On a more hawkish note, however, the Fed official said that despite all these factors inflation seemed to be firming, although she would want more evidence of inflation and healing in the labour market before voting for a rise.

GBP

The pound rose on Tuesday after Construction PMI rose above expectations, continuing the trend of strong PMI after Monday’s higher-than-anticipated Manufacturing also beat forecasts.

The figures showed Construction Purchasing Manager data rising to 55.9 from 54.2 when analysts had estimated an increase to 55.0.

If tomorrow’s Services PMI also beats expectations then it could further propel the pound higher, as the Services sector is by far the most significant in the U.K economy.

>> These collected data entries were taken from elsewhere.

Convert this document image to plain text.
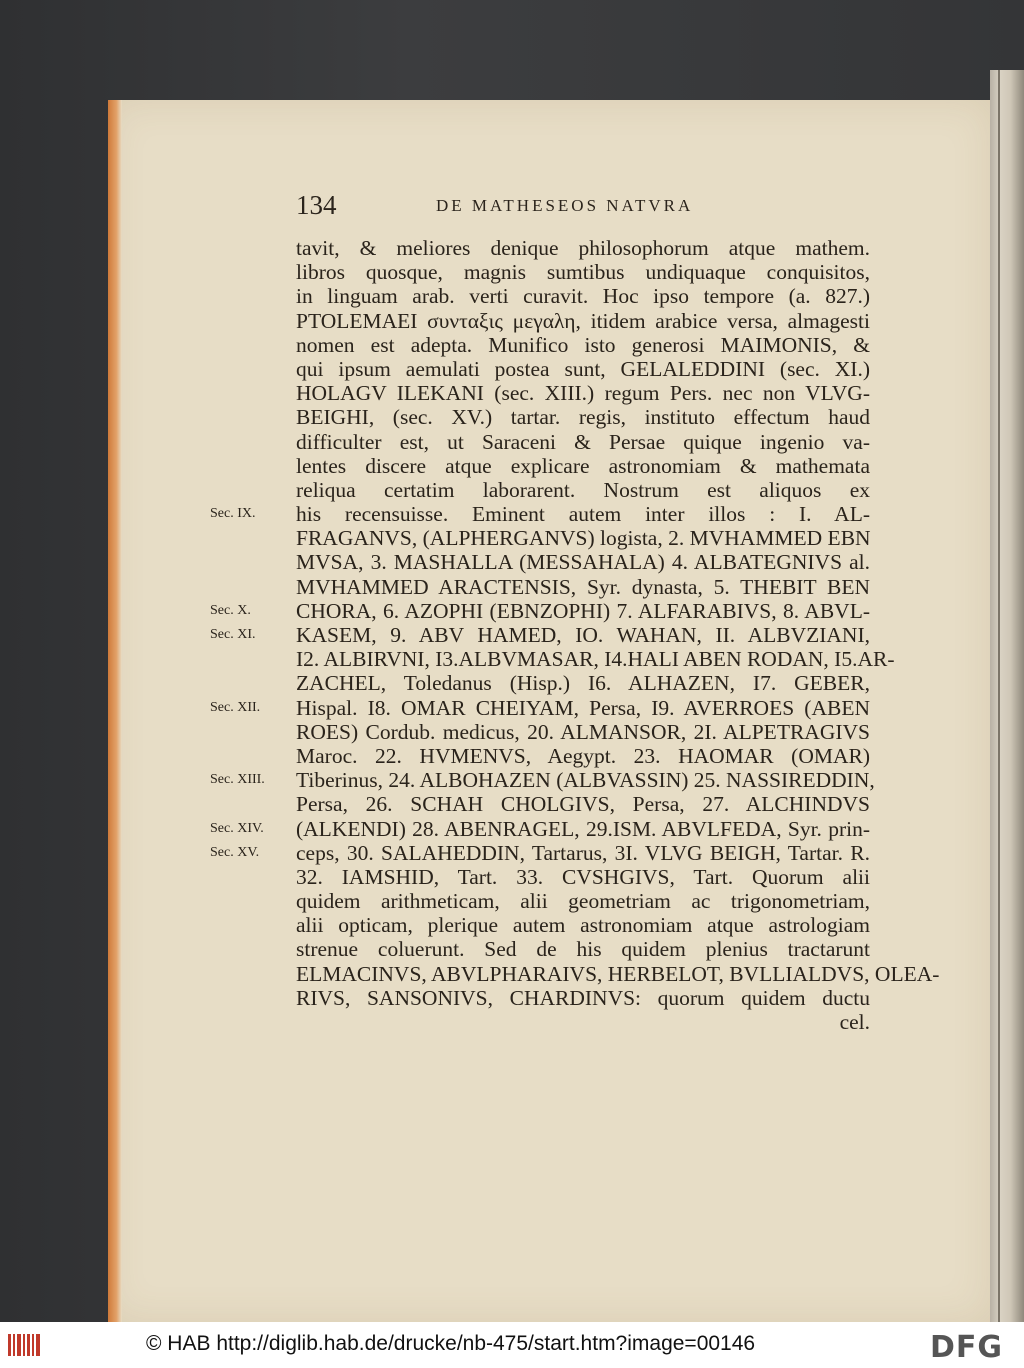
134	DE MATHESEOS NATVRA
Sec. IX.
Sec. X.
Sec. XI.
Sec. XII.
Sec. XIII.
Sec. XIV.
Sec. XV.
tavit, & meliores denique philosophorum atque mathem.
libros quosque, magnis sumtibus undiquaque conquisitos,
in linguam arab. verti curavit. Hoc ipso tempore (a. 827.)
PTOLEMAEI συνταξις μεγαλη, itidem arabice versa, almagesti
nomen est adepta. Munifico isto generosi MAIMONIS, &
qui ipsum aemulati postea sunt, GELALEDDINI (sec. XI.)
HOLAGV ILEKANI (sec. XIII.) regum Pers. nec non VLVG-
BEIGHI, (sec. XV.) tartar. regis, instituto effectum haud
difficulter est, ut Saraceni & Persae quique ingenio va-
lentes discere atque explicare astronomiam & mathemata
reliqua certatim laborarent. Nostrum est aliquos ex
his recensuisse. Eminent autem inter illos : I. AL-
FRAGANVS, (ALPHERGANVS) logista, 2. MVHAMMED EBN
MVSA, 3. MASHALLA (MESSAHALA) 4. ALBATEGNIVS al.
MVHAMMED ARACTENSIS, Syr. dynasta, 5. THEBIT BEN
CHORA, 6. AZOPHI (EBNZOPHI) 7. ALFARABIVS, 8. ABVL-
KASEM, 9. ABV HAMED, IO. WAHAN, II. ALBVZIANI,
I2. ALBIRVNI, I3.ALBVMASAR, I4.HALI ABEN RODAN, I5.AR-
ZACHEL, Toledanus (Hisp.) I6. ALHAZEN, I7. GEBER,
Hispal. I8. OMAR CHEIYAM, Persa, I9. AVERROES (ABEN
ROES) Cordub. medicus, 20. ALMANSOR, 2I. ALPETRAGIVS
Maroc. 22. HVMENVS, Aegypt. 23. HAOMAR (OMAR)
Tiberinus, 24. ALBOHAZEN (ALBVASSIN) 25. NASSIREDDIN,
Persa, 26. SCHAH CHOLGIVS, Persa, 27. ALCHINDVS
(ALKENDI) 28. ABENRAGEL, 29.ISM. ABVLFEDA, Syr. prin-
ceps, 30. SALAHEDDIN, Tartarus, 3I. VLVG BEIGH, Tartar. R.
32. IAMSHID, Tart. 33. CVSHGIVS, Tart. Quorum alii
quidem arithmeticam, alii geometriam ac trigonometriam,
alii opticam, plerique autem astronomiam atque astrologiam
strenue coluerunt. Sed de his quidem plenius tractarunt
ELMACINVS, ABVLPHARAIVS, HERBELOT, BVLLIALDVS, OLEA-
RIVS, SANSONIVS, CHARDINVS: quorum quidem ductu
cel.
© HAB http://diglib.hab.de/drucke/nb-475/start.htm?image=00146	DFG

Other data on Tuesday showed Net Consumer Credit increasing by 1.2bn from 1.3bn previously when it had been forecast to fall to 1.0bn. Re-mortgaging also fell to 1.7bn in April from 2.0bn previously when a lesser drop to 1.9bn had been estimated. Mortgage Approvals, however, rose by a higher-than-expected 68.1k from 61.9k previously, when it had been expected to increase to only 63.5k.

JPY

The yen strengthened over 80 points on Thursday versus the dollar trading at 123.95 late in the New York session.

Earlier today, data indicated that labour cash earnings in Japan advanced 0.9% on an annual basis,beating market expectations for a 0.3% increase. In the previous month labour cash earnings had registered a flat reading.

Overnight data showed that Japan’s monetary base climbed 35.6% yoy in May, following a rise of 35.2% recorded in May.

BOJ Governor Kuroda told reporters at a press conference today, after a meeting with Prime Minister Shinzo Abe, that it was important for currency rates to reflect economic fundamentals, but made no attempt to talk up the yen. Finance Minister Taro Aso was equally tight-lipped, saying that he will watch forex moves carefully.

Going forward investors look forward to the release of Japan’s services PMI data, scheduled for tomorrow (Wednesday).